Africa is a Country has a post on a series of really cool photographs of African monarchs.
This reminds me of the time I got sent to visit the Lamido of N'gaoundere, Cameroon as a humble intern. A lamido is a kind of regional king or prince; I know they exist in Nigeria as well (anywhere else readers know of?). They're typically found in predominantly Fulani areas. N'gaoundere is a sleepy, small city in northern Cameroon; it's one of the last big towns between the mountains that divide northern and southern Cameroon and N'djamena.
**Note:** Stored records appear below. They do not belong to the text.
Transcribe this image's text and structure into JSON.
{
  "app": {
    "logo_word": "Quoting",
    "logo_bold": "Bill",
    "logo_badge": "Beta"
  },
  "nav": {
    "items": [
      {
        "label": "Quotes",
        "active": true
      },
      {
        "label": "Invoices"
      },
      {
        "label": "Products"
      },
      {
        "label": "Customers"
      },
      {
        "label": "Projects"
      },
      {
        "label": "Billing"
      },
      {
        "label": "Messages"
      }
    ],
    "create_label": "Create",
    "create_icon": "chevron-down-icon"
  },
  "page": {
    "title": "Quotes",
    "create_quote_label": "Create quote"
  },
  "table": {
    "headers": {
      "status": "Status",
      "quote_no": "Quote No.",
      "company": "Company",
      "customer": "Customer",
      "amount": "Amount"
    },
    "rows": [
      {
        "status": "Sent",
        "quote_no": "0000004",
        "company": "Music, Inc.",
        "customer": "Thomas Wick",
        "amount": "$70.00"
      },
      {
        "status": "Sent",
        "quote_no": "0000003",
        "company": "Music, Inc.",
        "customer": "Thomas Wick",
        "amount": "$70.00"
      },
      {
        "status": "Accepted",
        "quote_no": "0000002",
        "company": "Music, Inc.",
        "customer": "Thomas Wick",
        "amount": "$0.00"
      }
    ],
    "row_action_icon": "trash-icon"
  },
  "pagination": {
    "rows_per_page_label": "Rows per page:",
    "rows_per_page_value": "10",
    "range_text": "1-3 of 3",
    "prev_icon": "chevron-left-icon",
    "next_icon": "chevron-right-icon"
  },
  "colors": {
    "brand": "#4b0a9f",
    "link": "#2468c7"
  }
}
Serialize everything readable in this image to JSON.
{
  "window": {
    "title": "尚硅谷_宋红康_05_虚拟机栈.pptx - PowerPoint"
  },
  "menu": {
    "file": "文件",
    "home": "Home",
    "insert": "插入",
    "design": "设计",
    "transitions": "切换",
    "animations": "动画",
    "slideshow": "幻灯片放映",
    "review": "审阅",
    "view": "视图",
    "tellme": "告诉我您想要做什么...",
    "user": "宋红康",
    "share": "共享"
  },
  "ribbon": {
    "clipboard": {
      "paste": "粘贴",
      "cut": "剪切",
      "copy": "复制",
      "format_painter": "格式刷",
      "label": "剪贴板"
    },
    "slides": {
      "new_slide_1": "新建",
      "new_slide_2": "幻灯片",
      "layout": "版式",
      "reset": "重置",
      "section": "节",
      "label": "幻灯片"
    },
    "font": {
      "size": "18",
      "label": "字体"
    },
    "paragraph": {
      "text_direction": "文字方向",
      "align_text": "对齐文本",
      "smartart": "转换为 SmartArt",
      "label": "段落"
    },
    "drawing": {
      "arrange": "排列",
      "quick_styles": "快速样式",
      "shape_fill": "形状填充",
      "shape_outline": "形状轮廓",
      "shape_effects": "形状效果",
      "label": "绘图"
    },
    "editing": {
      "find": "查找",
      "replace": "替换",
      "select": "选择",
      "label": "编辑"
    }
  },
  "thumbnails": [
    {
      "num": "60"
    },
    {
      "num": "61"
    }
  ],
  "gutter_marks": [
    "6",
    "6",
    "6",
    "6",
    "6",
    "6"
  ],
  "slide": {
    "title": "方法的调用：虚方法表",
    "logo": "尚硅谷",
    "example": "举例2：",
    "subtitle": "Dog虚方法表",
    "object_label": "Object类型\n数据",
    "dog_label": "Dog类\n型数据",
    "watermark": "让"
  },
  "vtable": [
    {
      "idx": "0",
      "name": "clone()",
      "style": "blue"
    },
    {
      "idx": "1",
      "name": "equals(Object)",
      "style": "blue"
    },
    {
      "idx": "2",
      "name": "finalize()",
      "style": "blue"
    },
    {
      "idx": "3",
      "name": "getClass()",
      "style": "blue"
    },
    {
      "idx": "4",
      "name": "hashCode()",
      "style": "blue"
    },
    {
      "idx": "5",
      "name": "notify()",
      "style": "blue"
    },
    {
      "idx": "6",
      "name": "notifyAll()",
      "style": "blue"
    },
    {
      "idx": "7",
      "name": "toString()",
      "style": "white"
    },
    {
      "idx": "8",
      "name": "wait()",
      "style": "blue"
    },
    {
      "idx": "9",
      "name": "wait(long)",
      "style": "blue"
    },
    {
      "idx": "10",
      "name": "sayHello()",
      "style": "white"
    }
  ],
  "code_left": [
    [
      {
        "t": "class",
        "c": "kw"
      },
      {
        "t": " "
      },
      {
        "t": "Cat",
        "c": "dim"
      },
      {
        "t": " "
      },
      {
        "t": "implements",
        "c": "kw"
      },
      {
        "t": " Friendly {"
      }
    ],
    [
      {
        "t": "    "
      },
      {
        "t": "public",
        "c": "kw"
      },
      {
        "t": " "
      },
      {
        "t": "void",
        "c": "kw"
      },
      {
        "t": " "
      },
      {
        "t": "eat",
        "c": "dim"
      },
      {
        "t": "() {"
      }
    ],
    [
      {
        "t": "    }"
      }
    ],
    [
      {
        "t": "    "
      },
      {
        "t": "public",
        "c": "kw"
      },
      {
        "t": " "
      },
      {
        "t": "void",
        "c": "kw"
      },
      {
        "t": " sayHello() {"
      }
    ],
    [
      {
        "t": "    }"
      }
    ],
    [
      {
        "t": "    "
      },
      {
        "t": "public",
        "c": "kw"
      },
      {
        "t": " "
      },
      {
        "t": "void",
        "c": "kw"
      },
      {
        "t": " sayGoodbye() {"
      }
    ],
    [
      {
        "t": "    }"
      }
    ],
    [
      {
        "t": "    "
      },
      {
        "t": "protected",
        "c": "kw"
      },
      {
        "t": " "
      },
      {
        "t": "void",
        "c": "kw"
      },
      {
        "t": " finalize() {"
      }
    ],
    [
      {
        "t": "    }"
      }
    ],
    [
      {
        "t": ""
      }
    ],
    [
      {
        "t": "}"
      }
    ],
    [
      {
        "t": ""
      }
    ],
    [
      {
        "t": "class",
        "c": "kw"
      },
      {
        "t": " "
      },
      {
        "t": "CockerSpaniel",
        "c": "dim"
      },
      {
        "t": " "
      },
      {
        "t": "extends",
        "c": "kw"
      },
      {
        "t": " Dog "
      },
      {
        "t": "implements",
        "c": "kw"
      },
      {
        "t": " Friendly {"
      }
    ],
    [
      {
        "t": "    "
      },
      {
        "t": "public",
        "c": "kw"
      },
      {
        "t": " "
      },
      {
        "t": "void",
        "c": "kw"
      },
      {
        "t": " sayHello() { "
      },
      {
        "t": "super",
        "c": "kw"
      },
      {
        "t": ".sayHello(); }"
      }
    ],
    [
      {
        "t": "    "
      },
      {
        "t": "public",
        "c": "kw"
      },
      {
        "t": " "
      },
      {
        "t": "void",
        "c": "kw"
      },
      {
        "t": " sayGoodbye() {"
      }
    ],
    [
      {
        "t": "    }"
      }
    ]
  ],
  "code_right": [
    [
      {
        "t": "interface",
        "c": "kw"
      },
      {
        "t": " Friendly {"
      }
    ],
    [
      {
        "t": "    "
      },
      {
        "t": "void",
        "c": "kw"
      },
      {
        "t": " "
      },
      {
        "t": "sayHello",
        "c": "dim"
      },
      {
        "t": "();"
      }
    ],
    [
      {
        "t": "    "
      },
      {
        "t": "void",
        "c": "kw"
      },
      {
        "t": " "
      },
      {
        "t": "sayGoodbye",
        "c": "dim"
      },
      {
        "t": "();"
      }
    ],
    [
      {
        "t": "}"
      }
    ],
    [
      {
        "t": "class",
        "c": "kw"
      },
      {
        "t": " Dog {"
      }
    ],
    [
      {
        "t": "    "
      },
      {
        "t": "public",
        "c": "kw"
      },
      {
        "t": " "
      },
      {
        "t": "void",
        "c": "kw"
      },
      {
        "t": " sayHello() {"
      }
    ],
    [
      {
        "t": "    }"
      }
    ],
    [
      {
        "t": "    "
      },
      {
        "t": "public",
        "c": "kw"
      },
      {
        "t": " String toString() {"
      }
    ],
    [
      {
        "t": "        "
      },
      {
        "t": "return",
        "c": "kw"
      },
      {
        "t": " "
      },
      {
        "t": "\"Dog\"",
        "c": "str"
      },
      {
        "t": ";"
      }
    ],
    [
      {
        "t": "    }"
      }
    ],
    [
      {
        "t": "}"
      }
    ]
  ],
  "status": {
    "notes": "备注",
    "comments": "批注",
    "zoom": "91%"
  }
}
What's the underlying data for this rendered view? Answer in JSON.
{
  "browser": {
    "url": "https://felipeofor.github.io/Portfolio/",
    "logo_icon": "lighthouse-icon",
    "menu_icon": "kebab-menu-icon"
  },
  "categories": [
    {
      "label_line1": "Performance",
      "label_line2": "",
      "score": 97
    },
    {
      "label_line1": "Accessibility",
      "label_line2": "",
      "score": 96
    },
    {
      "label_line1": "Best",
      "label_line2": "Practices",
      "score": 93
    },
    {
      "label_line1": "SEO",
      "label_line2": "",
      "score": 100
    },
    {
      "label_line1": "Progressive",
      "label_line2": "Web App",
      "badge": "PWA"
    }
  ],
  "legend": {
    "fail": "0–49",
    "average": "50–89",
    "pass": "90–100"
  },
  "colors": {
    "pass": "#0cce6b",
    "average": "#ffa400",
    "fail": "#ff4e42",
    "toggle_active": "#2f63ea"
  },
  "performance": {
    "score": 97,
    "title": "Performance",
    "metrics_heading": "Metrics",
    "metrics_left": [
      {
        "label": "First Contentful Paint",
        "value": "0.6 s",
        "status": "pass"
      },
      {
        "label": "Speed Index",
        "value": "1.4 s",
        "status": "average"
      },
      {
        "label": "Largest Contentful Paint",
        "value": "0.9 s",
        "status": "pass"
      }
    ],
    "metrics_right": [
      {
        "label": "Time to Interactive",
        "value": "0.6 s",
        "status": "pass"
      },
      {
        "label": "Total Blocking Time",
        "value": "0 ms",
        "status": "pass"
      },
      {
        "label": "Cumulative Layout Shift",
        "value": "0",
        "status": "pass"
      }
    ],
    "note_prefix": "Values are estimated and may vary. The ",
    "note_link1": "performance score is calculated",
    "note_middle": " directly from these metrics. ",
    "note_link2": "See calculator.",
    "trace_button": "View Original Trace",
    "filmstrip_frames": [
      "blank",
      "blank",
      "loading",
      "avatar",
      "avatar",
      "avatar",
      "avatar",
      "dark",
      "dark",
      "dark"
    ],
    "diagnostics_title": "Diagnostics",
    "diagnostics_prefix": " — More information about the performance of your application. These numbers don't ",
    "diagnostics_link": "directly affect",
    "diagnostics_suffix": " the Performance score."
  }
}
Along with a colleague, we were official visitors and the N'gaoundere press (by which I mean, a couple of reporters for the national radio station and a teenager with a camera) followed us as we removed our shoes and went into the lamido's inner sanctum in his palace complex.
The throne room was of a decent size with a thatched roof in the arched dome shape that's typical of traditional architecture in that part of Cameroon. (The lamido's thirty or so wives and children were housed behind a wall inside the complex. Their homes involved modern takes on the traditional style of roof, with high, four-sided, pitched aluminum sheeting roofs that came to a point.) We were ushered in and told to sit in two low armchairs, at which point I noticed: the lamdio's throne was a bed.
I definitely didn't deserve an "intern of the year" award for not laughing through that interview, because there are Official Photographs the teenager took that show that I had a very hard time keeping a straight face. The lamido was perfectly gracious and we chatted about this, that, and the other in a very pleasant visit. Suffice it to say I've never experienced anything quite as unique since.